When it comes to being compassionate, many of us sorely lack the necessary self-care skills required to shift the focus to ourselves and embrace self-compassion.
It’s not surprising that each of us is best suited to manage our self-care.
After all, we know what our mind, body, and soul need to fuel a pursuit of excellence and mindfulness. But for many of us, self-care and self-compassion are not part of our focus and fall to the bottom of our daily “to do” list. Our days are filled with many responsibilities including caregiving and career. At the end of the day, there is simply no time left to focus on YOU.
There is a correlation between self-compassion and mental health.
Exercising self-compassion is making a conscious decision to focus on your self-care. Self-compassion is defined as extending compassion to one's self in instances of perceived inadequacy, failure, or general suffering. We all make mistakes, so we need to learn to be gentler with ourselves. Our performance is not enhanced when we are self-critical.

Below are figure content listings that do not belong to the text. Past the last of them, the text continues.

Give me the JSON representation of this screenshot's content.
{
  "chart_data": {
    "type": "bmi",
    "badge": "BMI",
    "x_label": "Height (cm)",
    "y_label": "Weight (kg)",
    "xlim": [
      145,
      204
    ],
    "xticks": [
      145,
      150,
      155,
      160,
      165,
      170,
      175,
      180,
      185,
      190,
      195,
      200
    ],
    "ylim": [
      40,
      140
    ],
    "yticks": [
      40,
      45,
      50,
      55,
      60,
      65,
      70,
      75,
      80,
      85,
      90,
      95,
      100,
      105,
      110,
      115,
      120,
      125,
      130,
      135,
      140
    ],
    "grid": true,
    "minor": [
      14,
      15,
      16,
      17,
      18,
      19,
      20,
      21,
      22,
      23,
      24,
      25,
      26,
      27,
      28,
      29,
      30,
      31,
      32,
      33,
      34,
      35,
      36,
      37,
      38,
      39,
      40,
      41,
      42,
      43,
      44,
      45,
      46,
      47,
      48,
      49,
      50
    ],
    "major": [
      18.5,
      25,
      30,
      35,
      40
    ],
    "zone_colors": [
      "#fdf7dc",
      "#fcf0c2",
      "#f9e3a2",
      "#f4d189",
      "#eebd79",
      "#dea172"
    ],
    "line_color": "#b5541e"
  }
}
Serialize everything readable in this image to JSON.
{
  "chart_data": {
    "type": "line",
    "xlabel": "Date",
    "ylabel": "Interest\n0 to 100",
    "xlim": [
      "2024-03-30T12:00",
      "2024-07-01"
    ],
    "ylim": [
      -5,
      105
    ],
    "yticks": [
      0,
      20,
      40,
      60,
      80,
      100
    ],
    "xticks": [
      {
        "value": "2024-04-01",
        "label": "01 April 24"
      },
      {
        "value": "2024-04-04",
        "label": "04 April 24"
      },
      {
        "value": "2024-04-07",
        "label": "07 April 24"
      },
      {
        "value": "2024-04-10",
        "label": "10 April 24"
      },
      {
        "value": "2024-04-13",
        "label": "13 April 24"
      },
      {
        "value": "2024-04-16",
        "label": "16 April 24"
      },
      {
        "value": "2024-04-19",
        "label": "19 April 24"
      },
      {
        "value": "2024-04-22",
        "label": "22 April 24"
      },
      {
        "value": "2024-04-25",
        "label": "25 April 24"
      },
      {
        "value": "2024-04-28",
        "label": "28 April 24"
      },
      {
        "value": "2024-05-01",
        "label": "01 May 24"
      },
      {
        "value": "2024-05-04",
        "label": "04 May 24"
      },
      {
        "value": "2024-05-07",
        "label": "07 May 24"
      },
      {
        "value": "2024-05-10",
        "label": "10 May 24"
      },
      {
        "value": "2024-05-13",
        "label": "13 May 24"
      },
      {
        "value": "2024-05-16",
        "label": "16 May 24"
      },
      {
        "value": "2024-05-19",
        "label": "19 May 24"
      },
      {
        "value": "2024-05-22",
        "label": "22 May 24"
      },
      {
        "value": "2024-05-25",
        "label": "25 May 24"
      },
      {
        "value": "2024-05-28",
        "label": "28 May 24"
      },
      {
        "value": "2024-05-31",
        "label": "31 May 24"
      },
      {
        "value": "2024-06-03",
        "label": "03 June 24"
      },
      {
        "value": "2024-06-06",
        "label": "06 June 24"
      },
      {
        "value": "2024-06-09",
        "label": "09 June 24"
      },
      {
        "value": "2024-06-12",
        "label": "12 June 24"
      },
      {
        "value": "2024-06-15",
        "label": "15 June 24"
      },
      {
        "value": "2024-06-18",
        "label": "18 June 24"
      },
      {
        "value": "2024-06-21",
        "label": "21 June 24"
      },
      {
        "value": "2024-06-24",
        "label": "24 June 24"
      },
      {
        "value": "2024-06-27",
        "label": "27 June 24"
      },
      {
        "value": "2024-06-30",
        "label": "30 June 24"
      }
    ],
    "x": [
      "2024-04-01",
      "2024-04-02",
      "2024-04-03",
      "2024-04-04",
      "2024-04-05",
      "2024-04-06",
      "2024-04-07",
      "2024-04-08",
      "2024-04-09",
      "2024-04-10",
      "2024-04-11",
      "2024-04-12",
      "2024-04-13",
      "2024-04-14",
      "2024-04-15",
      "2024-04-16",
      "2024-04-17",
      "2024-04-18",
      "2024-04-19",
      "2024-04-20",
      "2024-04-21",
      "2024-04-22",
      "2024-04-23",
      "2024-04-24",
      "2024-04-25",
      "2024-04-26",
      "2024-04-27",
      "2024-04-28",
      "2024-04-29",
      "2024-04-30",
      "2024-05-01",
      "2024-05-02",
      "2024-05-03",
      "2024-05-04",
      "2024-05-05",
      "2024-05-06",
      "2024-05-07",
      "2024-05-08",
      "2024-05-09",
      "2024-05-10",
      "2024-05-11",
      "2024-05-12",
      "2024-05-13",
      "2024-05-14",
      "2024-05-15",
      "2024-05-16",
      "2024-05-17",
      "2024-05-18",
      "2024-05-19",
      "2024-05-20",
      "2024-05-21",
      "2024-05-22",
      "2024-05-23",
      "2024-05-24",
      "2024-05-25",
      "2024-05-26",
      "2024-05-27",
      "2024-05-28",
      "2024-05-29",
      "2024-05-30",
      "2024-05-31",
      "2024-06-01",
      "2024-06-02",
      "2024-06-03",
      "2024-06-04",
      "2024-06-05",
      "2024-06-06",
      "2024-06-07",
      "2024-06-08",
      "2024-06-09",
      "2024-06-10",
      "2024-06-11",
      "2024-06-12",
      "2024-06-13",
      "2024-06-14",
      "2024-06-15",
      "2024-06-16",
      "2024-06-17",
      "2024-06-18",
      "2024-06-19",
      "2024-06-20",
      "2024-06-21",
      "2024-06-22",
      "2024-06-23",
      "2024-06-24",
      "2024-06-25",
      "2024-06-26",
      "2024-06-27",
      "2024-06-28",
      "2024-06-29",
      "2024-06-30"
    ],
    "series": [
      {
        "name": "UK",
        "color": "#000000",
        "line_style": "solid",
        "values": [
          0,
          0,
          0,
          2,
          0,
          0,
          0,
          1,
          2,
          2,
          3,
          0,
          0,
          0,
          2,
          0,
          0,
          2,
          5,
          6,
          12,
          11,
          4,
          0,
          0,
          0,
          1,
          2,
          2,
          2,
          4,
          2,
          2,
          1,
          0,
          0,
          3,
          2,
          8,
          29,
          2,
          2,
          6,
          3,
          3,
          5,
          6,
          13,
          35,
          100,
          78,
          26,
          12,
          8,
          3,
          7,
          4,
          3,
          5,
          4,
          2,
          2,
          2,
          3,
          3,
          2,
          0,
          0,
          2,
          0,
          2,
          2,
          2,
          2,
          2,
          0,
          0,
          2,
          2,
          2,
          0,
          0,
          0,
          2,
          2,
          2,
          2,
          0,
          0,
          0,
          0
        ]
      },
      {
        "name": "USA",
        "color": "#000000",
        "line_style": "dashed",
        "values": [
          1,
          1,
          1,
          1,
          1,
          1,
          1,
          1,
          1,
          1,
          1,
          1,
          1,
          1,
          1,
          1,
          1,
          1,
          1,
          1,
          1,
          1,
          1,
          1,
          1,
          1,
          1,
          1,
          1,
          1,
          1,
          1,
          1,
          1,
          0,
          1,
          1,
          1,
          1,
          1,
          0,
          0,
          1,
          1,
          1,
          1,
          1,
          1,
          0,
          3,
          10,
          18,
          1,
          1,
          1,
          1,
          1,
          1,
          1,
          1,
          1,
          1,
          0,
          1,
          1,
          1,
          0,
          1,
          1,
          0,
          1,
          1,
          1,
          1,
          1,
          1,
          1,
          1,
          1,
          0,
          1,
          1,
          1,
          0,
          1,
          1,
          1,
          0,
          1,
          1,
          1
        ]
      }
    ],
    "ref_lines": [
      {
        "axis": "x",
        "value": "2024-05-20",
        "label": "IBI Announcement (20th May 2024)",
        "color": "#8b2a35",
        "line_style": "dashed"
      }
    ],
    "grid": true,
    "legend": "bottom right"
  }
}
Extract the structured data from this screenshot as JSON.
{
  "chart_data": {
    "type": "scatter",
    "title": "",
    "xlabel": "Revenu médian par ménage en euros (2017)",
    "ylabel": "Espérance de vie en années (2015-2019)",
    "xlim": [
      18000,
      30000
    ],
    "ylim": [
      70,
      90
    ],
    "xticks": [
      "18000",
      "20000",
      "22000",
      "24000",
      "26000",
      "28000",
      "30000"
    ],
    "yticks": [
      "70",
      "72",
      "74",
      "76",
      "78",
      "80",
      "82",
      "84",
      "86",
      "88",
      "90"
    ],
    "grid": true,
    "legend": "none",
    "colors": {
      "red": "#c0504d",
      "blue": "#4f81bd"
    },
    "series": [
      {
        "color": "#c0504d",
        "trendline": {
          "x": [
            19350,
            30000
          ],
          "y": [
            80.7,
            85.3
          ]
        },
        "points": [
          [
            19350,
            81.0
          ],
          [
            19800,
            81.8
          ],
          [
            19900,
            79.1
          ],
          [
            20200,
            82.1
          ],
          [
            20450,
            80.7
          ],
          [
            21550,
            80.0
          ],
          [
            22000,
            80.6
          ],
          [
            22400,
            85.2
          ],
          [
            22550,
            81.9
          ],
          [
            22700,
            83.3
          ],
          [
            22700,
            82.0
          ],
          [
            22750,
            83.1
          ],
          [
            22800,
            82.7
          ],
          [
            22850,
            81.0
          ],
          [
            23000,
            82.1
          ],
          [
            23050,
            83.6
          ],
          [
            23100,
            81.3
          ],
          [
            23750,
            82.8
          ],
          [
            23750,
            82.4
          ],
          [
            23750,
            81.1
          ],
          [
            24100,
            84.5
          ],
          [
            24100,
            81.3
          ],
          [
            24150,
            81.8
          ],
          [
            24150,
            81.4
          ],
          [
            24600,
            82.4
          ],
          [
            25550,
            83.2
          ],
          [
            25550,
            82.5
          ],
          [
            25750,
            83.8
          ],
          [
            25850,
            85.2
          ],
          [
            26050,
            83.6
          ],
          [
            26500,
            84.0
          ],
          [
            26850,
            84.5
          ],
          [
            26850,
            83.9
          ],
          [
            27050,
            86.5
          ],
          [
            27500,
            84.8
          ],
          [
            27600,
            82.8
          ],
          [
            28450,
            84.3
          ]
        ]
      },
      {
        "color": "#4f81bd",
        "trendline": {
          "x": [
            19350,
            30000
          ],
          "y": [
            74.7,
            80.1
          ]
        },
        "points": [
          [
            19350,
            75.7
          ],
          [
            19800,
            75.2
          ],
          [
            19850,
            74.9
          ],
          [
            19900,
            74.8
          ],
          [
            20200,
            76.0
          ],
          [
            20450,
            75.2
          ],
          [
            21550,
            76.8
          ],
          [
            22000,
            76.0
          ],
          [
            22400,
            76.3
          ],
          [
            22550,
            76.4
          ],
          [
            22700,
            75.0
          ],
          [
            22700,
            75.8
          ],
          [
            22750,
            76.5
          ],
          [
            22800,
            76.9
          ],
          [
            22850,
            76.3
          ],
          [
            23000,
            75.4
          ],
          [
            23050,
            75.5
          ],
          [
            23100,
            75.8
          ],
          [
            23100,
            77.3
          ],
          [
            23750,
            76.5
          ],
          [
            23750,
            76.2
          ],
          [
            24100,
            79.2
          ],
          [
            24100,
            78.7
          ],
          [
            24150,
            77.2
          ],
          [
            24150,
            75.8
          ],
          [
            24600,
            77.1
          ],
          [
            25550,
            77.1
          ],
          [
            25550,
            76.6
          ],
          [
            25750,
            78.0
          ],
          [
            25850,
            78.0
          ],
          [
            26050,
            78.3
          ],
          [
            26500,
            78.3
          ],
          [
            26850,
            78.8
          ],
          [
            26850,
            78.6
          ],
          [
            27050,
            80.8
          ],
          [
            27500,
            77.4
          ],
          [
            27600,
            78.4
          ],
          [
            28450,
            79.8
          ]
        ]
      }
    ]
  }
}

Dr. Kristin Neff has done pioneering research in the field of self-compassion at UCLA and is the author of Self-Compassion, she explains, “Instead of just ignoring your pain with a ‘stiff upper lip’ mentality, you stop to tell yourself ‘this is really difficult right now’, how can I comfort and care for myself in this moment?”
If you take care of yourself first, you’ll be better able to help others in need.
Airline flight attendants remind us before every flight to focus on self-care and put our own oxygen mask on first should it suddenly drop from overhead. The reason? If you take care of yourself first, you’ll be better able to help others in need. And yet we often struggle to focus and provide appropriate self-care in this instance and in so many others.
5 ways to improve self-compassion
- Consider how you’d treat someone else. The simplest thing you can do is to imagine what you’d do if someone you cared about came to you after failing or getting rejected.
- Watch your language. You may be so used to criticizing yourself that you don’t even realize that you’re doing it.
- Comfort yourself with a physical gesture. Kind physical gestures have an immediate effect on our bodies, activating the soothing parasympathetic system.
- Memorize a set of compassionate phrases. Whenever you find yourself saying, “I’m horrible,” it helps to have a few phrases at the ready. Pick statements that really resonate with you.
- Practice guided meditation. Meditation helps to retrain the brain. This way, self-compassionate gestures
andself-soothing become more natural.